The Infrastructure Investment and Jobs Act, which was passed on November 5 and signed by President Biden November 15 includes over $12 billion in funding over a five year period focused on CCUS. These include:
- SCALE Act: $4.6 billion in financing for CO2 transport and storage infrastructure.
- Direct Air Capture Hubs: $3.5 billion to create 4 regional DAC hubs.
- Demonstration Projects: $2.54 billion over four year period.
- Large Scale Pilot Projects: $937 million over four year period.
- Carbon Utilization Program: $310 million over a five year period.
- Carbon Capture Technology Program: $100 million over five year period
Annual CO2 emissions reductions of 210-250 million metric tons resulting from these provisions are projected by 2035. When we think of infrastructure and benefit provided the steel industry we typically think of bridges and roads. However the infrastructure around climate change mitigation, or the green economy, will be heavily dependent on steel. Often times we hear a common refrain of, “we can’t afford it”, when discussing infrastructure. If we think about it more in terms of investment and not expense we can frame the discussion more positively. What is relevant is that demand for around 5 millions tons of steel could result from every $100 billion invested in infrastructure. Consider a proposed interconnected transport and storage network associated with the SCALE Act and then consider what this means for steel (see map on next page).

For steelmakers, ultimately the transition to hydrogen based steelmaking processes provide the best green option. That is many years and billions of dollars in the future. The U.S. industry today operates with lower carbon emissions intensity than much of the world. This is due to a high percent of EAF production combined with natural gas and DRI production. The momentum in the EU provided their Emissions Trading System (ETS) combined with high percent of operating BFs vs EAFs suggests a quicker adoption of green technology as BFs are replaced. The U.S. however, with modern EAF and DRI facilities in place with years of operation still ahead could be well served with CCUS as a bridge to hydrogen based production further in the future.

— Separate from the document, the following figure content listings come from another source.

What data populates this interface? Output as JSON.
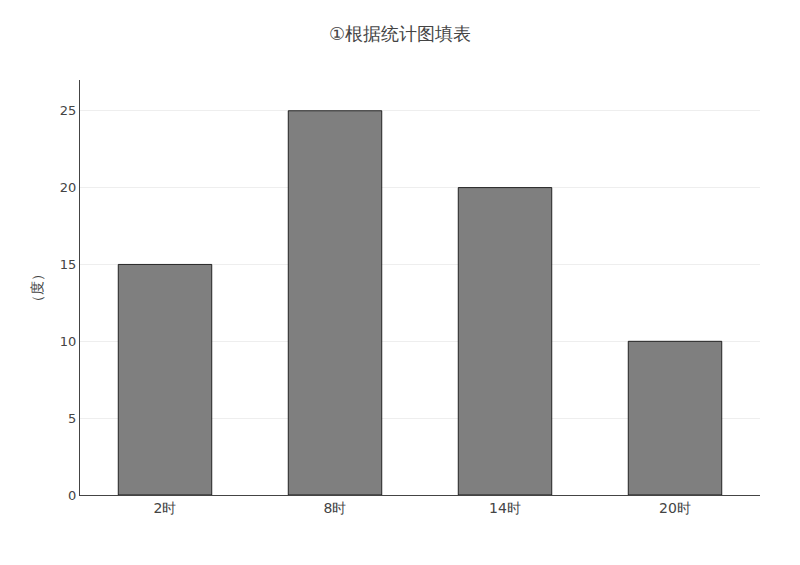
{
  "chart_data": {
    "type": "bar",
    "title": "①根据统计图填表",
    "ylabel": "（度）",
    "categories": [
      "2时",
      "8时",
      "14时",
      "20时"
    ],
    "values": [
      15,
      25,
      20,
      10
    ],
    "color": "#7f7f7f",
    "ylim": [
      0,
      27
    ],
    "yticks": [
      0,
      5,
      10,
      15,
      20,
      25
    ],
    "grid": true
  }
}
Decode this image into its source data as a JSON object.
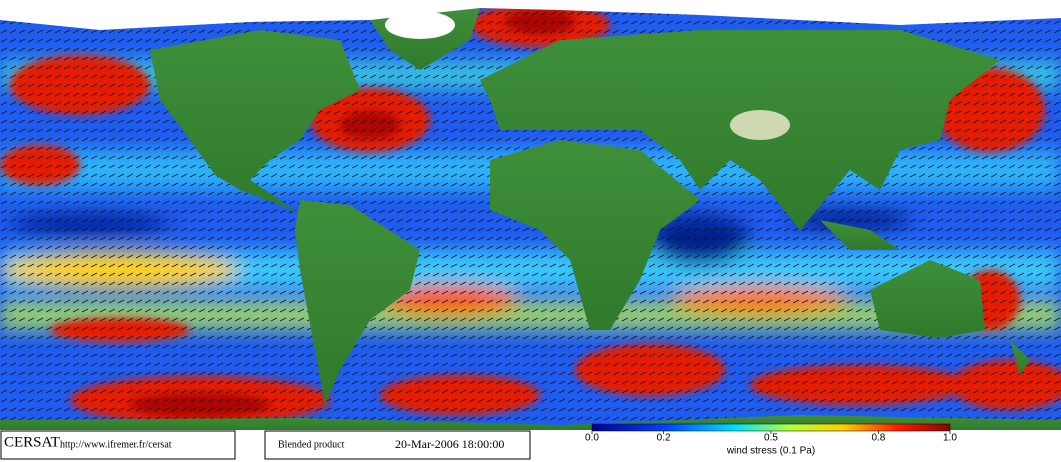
{
  "footer": {
    "logo": "CERSAT",
    "url": "http://www.ifremer.fr/cersat",
    "product": "Blended product",
    "date": "20-Mar-2006 18:00:00"
  },
  "colorbar": {
    "label": "wind stress (0.1 Pa)",
    "lim": [
      0,
      1
    ],
    "ticks": [
      {
        "value": 0,
        "label": "0.0"
      },
      0.2,
      0.5,
      0.8,
      {
        "value": 1,
        "label": "1.0"
      }
    ]
  }
}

Provided the infrastructure build out for transporting CO2 represented by SCALE Act, CCUS becomes even more attractive. Additionally, tax credits under 45Q of the Internal Revenue code provide further incentive to capture and sequester carbon.
And it is not just steelmakers that can benefit from CCUS technology. Production of cement, fertilizer and methanol, and natural gas processing all represent prospects for CCUS. And more so given the development of hub systems in the infrastructure network that helps to bring economic viability to lower scale operating systems.

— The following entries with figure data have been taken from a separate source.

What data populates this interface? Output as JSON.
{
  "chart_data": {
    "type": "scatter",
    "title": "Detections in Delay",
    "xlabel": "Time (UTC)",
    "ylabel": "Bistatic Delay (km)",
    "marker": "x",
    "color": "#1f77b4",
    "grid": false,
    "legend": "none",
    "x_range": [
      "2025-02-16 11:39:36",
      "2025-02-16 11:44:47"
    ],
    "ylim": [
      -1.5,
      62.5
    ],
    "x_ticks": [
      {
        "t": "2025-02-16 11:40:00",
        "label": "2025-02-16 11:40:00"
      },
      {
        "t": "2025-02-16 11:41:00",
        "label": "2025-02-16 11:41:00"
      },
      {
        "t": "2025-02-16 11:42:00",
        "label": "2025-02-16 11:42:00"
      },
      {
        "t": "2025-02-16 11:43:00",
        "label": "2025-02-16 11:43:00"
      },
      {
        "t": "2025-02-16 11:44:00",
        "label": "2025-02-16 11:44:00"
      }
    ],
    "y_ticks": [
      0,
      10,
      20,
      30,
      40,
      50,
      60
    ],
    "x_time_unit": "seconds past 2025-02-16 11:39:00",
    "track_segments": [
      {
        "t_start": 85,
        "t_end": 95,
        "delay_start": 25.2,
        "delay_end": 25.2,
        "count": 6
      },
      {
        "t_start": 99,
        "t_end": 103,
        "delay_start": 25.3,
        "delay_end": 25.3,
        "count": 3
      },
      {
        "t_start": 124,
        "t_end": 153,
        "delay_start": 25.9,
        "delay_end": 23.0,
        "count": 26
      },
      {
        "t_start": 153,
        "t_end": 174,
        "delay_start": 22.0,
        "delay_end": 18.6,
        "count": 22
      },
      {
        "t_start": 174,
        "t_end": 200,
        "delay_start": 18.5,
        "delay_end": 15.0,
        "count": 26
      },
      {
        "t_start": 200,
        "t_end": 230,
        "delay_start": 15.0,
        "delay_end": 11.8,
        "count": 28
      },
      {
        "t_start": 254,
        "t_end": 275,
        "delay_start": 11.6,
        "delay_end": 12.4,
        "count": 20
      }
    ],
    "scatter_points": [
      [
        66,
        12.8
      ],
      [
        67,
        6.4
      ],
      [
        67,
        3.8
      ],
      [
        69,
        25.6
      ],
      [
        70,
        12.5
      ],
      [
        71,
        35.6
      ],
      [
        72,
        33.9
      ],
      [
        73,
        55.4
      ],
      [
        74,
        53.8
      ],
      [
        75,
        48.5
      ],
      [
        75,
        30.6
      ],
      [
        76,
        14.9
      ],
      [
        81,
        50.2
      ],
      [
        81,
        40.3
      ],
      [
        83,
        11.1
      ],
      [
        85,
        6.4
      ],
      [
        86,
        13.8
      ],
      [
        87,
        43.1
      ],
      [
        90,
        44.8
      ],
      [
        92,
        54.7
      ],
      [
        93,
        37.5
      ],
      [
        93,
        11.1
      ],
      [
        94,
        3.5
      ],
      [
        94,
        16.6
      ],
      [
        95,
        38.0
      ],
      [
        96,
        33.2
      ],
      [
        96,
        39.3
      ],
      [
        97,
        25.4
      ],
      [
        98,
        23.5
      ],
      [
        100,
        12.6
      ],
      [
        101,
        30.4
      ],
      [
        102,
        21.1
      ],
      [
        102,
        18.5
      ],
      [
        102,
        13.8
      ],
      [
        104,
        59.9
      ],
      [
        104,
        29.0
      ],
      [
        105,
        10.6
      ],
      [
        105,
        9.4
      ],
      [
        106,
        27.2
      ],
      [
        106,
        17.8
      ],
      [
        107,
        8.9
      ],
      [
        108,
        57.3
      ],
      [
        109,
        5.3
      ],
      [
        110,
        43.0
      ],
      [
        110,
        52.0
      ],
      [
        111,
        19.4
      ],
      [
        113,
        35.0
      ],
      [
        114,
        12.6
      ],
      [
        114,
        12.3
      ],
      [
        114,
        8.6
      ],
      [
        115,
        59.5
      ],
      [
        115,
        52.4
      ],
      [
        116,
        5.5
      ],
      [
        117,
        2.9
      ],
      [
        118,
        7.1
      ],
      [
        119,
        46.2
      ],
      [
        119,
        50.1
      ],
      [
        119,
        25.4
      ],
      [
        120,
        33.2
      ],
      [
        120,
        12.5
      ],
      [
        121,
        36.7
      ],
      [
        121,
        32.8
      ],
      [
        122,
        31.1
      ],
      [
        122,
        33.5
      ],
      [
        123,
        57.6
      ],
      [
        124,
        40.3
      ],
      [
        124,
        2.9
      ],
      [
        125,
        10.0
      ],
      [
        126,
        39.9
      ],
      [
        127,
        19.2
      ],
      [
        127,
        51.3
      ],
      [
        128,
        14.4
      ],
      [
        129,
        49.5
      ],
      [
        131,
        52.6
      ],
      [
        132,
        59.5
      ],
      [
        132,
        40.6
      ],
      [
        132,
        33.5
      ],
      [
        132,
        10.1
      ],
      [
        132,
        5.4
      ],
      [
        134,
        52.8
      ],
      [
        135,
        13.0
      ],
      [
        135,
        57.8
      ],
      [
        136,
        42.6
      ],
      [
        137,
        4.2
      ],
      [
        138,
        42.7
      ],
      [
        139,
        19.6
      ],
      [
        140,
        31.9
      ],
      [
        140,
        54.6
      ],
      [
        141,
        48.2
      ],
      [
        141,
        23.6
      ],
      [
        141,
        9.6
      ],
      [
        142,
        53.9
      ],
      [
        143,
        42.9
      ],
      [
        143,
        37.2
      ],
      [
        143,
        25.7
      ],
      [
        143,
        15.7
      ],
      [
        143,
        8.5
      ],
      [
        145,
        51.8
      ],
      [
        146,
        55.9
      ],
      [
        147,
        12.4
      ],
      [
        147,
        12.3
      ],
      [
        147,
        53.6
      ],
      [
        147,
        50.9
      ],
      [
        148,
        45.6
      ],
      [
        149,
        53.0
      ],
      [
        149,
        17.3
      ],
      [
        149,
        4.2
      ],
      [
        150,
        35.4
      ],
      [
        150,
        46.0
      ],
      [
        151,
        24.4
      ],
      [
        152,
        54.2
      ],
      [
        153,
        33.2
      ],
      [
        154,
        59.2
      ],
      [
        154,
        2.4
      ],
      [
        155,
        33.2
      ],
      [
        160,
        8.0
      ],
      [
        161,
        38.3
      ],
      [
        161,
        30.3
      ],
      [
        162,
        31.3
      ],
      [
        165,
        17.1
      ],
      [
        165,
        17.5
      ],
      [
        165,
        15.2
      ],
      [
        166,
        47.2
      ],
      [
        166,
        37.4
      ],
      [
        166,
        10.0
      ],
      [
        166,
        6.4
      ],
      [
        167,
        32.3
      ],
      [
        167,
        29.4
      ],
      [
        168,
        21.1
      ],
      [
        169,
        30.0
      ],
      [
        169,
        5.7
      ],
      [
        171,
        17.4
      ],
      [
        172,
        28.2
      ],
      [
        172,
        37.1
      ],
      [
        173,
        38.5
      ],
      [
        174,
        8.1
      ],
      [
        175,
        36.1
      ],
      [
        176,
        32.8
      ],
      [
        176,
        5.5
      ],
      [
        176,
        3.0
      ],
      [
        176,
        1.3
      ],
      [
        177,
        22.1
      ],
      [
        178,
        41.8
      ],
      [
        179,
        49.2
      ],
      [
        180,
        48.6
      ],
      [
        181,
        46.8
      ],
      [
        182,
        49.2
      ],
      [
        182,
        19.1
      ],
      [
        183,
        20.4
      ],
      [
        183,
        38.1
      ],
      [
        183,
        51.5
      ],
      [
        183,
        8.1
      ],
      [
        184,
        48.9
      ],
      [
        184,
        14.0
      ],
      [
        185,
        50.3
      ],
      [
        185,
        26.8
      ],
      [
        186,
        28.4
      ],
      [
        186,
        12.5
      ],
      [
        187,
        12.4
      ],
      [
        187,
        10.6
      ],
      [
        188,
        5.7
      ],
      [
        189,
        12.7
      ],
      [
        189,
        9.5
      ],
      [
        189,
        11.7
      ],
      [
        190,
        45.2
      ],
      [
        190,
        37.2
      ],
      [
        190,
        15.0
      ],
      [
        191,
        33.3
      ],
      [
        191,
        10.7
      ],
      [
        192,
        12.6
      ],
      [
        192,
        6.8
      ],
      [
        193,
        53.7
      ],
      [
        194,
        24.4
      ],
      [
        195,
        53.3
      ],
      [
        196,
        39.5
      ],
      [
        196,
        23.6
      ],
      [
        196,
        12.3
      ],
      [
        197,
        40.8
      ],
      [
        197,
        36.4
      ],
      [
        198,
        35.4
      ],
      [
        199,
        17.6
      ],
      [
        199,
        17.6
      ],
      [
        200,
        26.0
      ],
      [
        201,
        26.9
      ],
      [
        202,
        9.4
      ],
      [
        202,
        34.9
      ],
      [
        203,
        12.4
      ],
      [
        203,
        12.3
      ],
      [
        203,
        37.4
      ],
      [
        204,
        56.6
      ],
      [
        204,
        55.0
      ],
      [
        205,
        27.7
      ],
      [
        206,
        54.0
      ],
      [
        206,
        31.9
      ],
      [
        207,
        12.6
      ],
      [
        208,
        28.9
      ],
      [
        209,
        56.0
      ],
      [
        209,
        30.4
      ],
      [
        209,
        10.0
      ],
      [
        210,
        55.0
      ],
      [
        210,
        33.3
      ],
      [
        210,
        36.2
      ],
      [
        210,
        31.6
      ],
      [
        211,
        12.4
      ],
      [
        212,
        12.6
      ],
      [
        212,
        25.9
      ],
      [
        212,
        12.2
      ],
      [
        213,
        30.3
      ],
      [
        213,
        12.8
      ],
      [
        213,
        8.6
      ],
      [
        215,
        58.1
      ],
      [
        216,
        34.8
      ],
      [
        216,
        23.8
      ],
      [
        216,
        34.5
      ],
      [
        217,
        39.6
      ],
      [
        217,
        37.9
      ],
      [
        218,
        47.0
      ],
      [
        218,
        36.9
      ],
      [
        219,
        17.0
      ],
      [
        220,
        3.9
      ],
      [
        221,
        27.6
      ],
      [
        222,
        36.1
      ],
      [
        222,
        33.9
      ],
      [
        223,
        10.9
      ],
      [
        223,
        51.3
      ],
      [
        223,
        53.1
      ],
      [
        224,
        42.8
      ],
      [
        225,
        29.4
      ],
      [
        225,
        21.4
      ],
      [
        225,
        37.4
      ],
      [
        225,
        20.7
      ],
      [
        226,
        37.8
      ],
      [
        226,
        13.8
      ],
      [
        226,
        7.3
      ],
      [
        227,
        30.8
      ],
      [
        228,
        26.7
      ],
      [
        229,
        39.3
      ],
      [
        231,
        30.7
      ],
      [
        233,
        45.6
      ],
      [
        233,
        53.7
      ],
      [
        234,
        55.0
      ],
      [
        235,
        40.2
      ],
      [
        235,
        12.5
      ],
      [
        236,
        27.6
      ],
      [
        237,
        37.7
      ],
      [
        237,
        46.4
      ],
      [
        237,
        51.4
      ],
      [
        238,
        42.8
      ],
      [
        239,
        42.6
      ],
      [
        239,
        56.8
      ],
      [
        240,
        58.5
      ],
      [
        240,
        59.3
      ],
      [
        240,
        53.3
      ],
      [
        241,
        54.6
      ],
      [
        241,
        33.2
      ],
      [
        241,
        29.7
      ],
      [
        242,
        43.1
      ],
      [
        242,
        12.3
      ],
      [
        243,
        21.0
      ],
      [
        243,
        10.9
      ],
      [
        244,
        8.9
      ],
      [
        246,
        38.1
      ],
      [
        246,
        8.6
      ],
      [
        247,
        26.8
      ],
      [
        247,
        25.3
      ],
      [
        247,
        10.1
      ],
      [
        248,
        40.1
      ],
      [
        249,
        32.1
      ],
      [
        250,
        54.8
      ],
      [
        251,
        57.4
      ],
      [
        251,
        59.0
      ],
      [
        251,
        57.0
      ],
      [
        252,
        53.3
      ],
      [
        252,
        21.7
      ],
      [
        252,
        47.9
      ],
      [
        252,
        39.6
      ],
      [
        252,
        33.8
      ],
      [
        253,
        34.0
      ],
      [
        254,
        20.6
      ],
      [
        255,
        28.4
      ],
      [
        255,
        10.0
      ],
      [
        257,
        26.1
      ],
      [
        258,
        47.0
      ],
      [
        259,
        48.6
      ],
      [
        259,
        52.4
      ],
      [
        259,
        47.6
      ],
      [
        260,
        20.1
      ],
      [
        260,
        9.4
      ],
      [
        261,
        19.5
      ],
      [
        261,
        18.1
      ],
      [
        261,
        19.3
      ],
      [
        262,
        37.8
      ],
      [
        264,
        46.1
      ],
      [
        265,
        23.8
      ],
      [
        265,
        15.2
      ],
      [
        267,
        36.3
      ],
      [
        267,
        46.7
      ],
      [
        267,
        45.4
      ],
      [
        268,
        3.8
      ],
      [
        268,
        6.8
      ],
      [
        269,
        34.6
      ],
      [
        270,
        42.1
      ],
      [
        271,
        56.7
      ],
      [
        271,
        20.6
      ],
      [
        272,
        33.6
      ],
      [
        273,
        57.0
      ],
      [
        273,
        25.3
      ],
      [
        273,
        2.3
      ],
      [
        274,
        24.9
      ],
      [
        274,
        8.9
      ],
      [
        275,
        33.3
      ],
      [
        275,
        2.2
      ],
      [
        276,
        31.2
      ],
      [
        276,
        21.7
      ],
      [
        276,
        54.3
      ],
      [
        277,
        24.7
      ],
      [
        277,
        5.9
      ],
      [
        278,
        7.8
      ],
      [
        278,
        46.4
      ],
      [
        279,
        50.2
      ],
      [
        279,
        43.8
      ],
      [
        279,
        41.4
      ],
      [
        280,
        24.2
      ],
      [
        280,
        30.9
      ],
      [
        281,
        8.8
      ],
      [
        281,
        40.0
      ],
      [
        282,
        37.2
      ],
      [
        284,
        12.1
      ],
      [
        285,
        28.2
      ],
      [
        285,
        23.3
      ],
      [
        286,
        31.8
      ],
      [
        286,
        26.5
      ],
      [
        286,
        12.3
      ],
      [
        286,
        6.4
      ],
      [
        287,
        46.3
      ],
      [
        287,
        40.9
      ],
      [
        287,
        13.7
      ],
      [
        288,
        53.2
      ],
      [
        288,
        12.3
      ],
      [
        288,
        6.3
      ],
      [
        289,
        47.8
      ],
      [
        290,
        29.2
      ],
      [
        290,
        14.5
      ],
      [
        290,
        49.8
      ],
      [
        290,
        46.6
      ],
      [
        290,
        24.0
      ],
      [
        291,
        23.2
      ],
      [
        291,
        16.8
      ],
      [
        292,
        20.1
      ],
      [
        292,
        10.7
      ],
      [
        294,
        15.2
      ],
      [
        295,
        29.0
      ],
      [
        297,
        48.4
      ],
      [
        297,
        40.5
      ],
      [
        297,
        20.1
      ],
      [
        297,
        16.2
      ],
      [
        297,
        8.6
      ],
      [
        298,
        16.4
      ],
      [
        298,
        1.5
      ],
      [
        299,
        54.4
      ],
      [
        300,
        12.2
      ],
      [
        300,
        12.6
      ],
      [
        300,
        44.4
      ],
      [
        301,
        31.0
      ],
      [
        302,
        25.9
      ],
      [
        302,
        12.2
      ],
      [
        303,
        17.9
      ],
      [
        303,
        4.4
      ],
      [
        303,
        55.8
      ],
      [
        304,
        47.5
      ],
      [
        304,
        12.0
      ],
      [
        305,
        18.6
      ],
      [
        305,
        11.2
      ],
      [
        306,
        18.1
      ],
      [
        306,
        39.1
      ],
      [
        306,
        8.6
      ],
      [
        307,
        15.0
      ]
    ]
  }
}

Provided the transport systems in place, the targets associated with GHG Reduction Strategies, subsidies associated with tax credits, it is only a matter of time that new and innovative ideas become part of the net zero solution. This includes removal of existing carbon from the atmosphere. Yes, trees may be the most technologically advanced means of removing carbon from the atmosphere. Still, the technology to capture carbon is being researched and an example, Metal Organic Framework, MOF, resembling the use of enzymes used in photosynthesis, can possibly be key to further reducing emissions associated with natural gas.
Ultimately, CCUS will be critical 1) in eliminating carbon emissions in hard to decarbonize industrial processes and 2) as a bridge toward future green energy and processes. Tax credits, governmental policy and regulatory support, and financial support of research and commercial projects are all necessary to drive CCUS to scale necessary in support of near zero economy.